Extension captures
The Chrome extension popup extracts an article with Readability,
converts it to markdown, and calls ingest.capture with a screenshot attached.
Knowledge ingestion is the pipeline that turns everything you capture, extension
snapshots, scraped pages, newsletter digests, into knowledge base content someone can
actually read. Raw material lands under ingestion/raw first, then a chain of scheduled
agents compiles it into per-source summaries, concept pages, and
index pages, entirely through audited kb.edit commands.
A separate triage stage watches every new source and routes it to the specific project
pages that opted in to hear about it.
Every source, whatever produced it, lands through the same tool: ingest.capture {url, title, markdown, screenshotFileId?, source?}. It files the extracted content as a page
under ingestion/raw and emits a capture-received event. Nothing downstream ever sees
live HTML, only the extracted markdown.
Extension captures
The Chrome extension popup extracts an article with Readability,
converts it to markdown, and calls ingest.capture with a screenshot attached.
Scrapers
Agent-driven fetches that call ingest.capture directly for a URL, sharing the same
raw-page-plus-stored-file lane as the extension.
Newsletters
The ingest-newsletter agent runs on a Mon/Thu schedule over the
pages linked from your [[ingestion sources]] list and captures each one.
Boot ensures four editable agent definitions live under agents/. Each is an ordinary
agent definition page, so you read and tune its prompt, tools, and
schedule like any other.
Runs Mon/Thu over the [[ingestion sources]] list, calling ingest.capture for each
linked source. A stale watermark on boot triggers one catch-up run, the same rule the
scheduler applies to every missed fire.
Bound to the capture-received event (see triggers), so it
runs immediately after any raw page lands. It maintains per-source summaries,
interlinked concept pages, and index pages. Its tool allowlist is scoped to kb.edit,
so every diff it makes, a new concept page, an added [[link]], an updated index, is
one audited kb_commands entry, reviewable and revertible like a human edit.

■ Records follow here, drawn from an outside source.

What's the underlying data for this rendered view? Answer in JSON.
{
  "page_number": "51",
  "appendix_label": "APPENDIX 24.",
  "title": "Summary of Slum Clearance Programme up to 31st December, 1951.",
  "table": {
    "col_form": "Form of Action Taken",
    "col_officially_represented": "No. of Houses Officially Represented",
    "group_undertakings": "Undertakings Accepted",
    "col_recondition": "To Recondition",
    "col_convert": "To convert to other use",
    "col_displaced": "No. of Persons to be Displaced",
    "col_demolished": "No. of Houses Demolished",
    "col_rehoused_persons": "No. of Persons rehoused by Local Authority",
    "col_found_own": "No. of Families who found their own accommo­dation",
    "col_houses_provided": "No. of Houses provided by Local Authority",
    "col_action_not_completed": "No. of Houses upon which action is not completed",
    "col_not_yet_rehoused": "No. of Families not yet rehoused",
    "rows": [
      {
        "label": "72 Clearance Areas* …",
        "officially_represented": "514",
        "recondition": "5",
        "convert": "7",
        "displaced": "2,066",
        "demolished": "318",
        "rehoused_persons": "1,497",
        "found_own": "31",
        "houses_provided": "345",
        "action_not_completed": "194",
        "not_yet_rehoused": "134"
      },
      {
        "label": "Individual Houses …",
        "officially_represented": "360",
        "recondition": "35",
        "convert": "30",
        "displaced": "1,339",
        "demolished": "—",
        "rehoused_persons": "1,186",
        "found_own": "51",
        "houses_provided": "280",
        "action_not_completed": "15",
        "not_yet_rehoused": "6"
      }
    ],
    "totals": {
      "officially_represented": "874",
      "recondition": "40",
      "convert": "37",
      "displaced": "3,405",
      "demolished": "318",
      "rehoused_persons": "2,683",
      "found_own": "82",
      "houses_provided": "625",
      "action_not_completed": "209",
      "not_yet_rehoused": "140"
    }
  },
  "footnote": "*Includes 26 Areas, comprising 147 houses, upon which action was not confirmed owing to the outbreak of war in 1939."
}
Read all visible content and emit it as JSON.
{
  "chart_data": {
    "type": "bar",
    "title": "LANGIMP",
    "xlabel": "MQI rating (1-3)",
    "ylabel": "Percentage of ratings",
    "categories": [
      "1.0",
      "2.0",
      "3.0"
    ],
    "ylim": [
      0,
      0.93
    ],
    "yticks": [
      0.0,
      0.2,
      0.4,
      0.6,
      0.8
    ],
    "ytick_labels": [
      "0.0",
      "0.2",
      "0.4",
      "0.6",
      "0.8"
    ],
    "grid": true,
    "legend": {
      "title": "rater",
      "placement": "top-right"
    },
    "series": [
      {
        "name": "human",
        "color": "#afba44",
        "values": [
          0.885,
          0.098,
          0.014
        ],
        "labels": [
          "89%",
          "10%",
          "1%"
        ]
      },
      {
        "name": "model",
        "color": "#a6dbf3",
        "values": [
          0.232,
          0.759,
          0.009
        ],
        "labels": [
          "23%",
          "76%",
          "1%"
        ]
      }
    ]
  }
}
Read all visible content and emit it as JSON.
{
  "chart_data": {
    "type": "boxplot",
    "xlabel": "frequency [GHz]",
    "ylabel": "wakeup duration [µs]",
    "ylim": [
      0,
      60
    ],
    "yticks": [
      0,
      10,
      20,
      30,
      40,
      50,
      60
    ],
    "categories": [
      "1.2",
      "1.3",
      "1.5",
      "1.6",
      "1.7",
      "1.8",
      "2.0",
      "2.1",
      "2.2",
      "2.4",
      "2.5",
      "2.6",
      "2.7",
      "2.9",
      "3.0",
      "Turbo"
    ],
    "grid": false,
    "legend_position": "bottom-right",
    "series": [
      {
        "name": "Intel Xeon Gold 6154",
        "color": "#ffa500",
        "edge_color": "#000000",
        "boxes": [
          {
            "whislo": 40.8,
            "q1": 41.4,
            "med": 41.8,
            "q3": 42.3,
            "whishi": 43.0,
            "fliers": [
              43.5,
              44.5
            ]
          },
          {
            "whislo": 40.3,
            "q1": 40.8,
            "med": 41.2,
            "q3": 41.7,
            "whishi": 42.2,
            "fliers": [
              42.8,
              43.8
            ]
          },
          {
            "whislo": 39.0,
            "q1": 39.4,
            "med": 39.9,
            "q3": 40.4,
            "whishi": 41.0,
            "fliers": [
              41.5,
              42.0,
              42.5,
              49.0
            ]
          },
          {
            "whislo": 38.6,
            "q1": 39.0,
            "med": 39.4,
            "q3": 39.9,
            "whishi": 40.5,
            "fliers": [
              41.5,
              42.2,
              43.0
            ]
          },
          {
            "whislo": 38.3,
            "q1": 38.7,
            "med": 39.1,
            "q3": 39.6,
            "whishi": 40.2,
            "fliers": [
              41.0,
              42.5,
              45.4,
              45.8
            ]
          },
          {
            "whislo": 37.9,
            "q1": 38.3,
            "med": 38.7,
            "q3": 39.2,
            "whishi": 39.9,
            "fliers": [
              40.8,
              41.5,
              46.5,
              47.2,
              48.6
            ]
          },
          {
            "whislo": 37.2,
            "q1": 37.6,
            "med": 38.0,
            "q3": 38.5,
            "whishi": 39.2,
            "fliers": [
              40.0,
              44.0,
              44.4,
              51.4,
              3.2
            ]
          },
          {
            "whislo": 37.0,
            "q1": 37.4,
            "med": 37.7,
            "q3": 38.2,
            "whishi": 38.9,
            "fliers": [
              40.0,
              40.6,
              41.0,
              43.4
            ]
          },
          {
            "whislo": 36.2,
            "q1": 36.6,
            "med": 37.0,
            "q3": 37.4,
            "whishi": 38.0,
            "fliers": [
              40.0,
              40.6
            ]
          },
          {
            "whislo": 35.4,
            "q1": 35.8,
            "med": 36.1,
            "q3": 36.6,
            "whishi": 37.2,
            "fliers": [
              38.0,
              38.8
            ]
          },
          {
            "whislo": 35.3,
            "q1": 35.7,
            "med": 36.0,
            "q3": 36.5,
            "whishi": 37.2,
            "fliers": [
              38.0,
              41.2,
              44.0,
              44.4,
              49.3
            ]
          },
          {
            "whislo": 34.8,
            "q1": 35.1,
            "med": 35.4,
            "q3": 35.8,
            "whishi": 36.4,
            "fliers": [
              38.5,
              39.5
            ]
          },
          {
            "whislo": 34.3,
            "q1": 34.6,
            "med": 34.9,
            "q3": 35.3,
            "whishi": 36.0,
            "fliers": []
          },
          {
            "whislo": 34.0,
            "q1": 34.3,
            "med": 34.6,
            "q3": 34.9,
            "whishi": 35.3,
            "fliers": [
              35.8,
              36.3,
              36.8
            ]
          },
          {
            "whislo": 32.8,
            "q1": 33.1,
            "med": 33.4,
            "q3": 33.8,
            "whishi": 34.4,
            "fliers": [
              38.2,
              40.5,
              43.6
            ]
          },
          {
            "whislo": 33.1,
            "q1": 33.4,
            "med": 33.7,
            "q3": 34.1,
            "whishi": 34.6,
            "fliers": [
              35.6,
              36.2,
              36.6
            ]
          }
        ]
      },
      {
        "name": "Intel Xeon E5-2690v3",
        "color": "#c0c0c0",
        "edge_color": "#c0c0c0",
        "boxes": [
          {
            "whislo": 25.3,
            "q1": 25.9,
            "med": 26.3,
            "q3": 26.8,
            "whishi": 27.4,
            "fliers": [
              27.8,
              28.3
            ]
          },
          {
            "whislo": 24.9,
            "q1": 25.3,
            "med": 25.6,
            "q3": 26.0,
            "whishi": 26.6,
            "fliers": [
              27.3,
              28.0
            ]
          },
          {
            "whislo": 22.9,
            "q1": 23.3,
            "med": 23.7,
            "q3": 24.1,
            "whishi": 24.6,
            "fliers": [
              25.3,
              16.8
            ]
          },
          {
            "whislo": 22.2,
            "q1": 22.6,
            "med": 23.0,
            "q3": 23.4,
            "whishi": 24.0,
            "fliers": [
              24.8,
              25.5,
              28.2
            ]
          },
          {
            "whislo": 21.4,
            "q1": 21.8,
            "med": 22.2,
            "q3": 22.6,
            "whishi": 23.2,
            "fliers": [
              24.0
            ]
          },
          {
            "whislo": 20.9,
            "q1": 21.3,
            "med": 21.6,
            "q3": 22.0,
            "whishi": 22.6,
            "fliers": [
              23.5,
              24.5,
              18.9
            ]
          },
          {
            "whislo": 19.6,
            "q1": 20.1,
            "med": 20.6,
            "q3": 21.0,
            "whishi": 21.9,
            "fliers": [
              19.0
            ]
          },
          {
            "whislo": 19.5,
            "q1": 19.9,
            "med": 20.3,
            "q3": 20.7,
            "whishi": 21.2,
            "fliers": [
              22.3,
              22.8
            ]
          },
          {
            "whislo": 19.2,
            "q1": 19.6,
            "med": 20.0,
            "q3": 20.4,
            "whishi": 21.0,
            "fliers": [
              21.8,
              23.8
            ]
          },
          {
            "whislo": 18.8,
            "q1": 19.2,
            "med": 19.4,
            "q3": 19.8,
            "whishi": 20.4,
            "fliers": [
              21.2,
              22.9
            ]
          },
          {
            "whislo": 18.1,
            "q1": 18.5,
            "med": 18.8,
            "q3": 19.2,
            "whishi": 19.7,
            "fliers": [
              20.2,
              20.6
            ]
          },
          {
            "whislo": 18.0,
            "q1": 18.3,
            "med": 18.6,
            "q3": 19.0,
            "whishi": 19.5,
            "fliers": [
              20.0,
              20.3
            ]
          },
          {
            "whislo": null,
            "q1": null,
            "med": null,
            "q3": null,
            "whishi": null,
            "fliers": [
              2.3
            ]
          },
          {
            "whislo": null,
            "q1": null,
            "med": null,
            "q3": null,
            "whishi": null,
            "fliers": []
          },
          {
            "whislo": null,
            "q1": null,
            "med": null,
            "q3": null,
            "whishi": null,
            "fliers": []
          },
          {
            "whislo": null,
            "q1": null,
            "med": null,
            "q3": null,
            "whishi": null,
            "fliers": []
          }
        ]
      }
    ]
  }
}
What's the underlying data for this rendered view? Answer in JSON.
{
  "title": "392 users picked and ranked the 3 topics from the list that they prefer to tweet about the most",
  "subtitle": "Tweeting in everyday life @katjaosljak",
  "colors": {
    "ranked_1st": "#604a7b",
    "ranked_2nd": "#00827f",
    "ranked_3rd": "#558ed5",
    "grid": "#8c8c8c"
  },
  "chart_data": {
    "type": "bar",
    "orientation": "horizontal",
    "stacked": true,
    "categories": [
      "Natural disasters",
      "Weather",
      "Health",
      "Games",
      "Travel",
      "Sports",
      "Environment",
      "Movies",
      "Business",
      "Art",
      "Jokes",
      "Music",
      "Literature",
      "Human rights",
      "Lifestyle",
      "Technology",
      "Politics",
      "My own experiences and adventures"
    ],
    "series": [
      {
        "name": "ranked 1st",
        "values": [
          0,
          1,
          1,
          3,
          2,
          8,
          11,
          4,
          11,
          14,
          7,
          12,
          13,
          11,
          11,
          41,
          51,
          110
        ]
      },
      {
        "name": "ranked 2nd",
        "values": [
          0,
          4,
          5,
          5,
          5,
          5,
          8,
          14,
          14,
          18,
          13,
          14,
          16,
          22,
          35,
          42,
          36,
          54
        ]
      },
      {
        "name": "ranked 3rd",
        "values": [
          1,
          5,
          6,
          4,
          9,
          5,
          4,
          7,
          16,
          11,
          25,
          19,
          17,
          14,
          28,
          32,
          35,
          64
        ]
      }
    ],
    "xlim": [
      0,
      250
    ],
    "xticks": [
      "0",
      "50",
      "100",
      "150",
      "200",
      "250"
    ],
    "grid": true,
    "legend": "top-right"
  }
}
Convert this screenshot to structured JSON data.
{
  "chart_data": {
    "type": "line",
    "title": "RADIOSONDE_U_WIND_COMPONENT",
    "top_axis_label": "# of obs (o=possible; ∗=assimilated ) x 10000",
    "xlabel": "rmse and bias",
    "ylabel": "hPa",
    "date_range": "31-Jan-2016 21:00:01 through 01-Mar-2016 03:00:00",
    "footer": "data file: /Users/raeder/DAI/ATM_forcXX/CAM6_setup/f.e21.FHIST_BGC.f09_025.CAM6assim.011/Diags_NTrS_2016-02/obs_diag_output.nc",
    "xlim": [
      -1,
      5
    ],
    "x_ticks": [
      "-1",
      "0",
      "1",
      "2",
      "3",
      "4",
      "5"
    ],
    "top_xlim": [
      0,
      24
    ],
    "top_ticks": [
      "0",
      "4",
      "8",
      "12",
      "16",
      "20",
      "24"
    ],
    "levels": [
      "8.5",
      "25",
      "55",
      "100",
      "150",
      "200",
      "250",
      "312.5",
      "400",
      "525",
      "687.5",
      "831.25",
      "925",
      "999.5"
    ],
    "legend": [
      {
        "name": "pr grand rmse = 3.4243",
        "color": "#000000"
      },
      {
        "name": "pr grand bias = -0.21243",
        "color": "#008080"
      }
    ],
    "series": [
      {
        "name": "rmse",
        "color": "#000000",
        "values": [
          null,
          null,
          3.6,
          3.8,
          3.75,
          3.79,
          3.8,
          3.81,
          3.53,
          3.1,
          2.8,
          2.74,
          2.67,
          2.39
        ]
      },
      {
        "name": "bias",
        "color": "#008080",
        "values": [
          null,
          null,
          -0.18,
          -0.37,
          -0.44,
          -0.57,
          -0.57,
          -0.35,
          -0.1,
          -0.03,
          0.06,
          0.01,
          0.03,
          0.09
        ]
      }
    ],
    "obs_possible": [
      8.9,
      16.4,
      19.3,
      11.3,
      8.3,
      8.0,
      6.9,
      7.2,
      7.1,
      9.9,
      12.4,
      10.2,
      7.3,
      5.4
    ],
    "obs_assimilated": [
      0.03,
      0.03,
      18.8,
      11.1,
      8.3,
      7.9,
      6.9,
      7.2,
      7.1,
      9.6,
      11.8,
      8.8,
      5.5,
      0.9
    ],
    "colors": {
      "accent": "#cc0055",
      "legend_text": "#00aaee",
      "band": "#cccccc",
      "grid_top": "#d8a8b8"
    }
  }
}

Runs weekly. It reads the corpus, optionally validates questionable facts with
web.fetch, and files what it finds, contradictions, missing-data gaps, connection or
new-article suggestions, as tasks through tasks.create. It never edits content
silently: everything it produces lands in the task queue for you to
act on.
Invoke with /wiki-qa <question> from any page. It files its answer as ordinary child
nodes under the invoking bullet, and can also use kb.edit to persist the answer to a
destination page or as an OKF code-cell artifact.
Compiling a general wiki is only half the problem, the other half is getting a freshly landed source in front of the specific project it matters to, without flooding every page that vaguely relates. Any page opts in with:
metadata: triage: onIngest: true brief: "Segmentation project. Cares about clustering methods, warm-start tricks, and eval protocols for imbalanced cohorts." context: [] # optional page refs pinned as required reading for the judgeEach newly captured source runs through a bounded pipeline:
Injection screening
The source passes prompt-injection screening before anything else touches it.
Embedding shortlist
An embedding pass shortlists which opted-in pages the source is even plausibly related to. Most sources stop here, most pages never see most sources.
Cheap-model judge
For each shortlisted candidate, a cheap-model agent reads the page’s brief plus the
source summary, and may drill into bounded, read-only project context: the page
itself, any pages named in context, its linked and backlink pages, its page-scoped
open tasks, and its page inbox.
Verdict
A useful verdict emits an ordinary ingest-source-relevant event carrying the source
link, a one-line rationale, the target page, and a confidence score. Trusted
event triage then decides whether that becomes a page-inbox
item, a queue task, or a notification, by severity, same as any other event. An
irrelevant source leaves no residue: no inbox item, no task, nothing.
Autoresearch goal pages skip this generic path entirely: they carry a specialized hypothesis-relevance triage instead, so a goal never receives duplicate generic verdicts alongside its research-specific ones.
Relevance triage is only as good as its picture of what a project actually does, and a
hand-maintained description goes stale the moment the underlying code or hyperparameters
change. A shared research/profile page (a model card, in effect) solves this for
autoresearch goals: it holds a human-authored zone (intent,
constraints) alongside a machine-derived “current recipe” zone that updates itself.
Every ingested run for a goal that references a profile through
metadata.research.profile refreshes that recipe before anything else happens: a run on
the main branch replaces the baseline outright; an off-main run clusters into a variant
keyed by its config signature (the branch is provenance, not identity), and variants
expire once they go runless or their hypothesis is refuted or parked. A baseline change
material enough to matter emits research-profile-drift, which rides trusted triage into
the profile’s page inbox. A goal that opts in automatically pins its profile in
triage.context, so both the relevance judge above and heartbeat/literature triage always
read the current recipe, not a stale description someone wrote three months ago.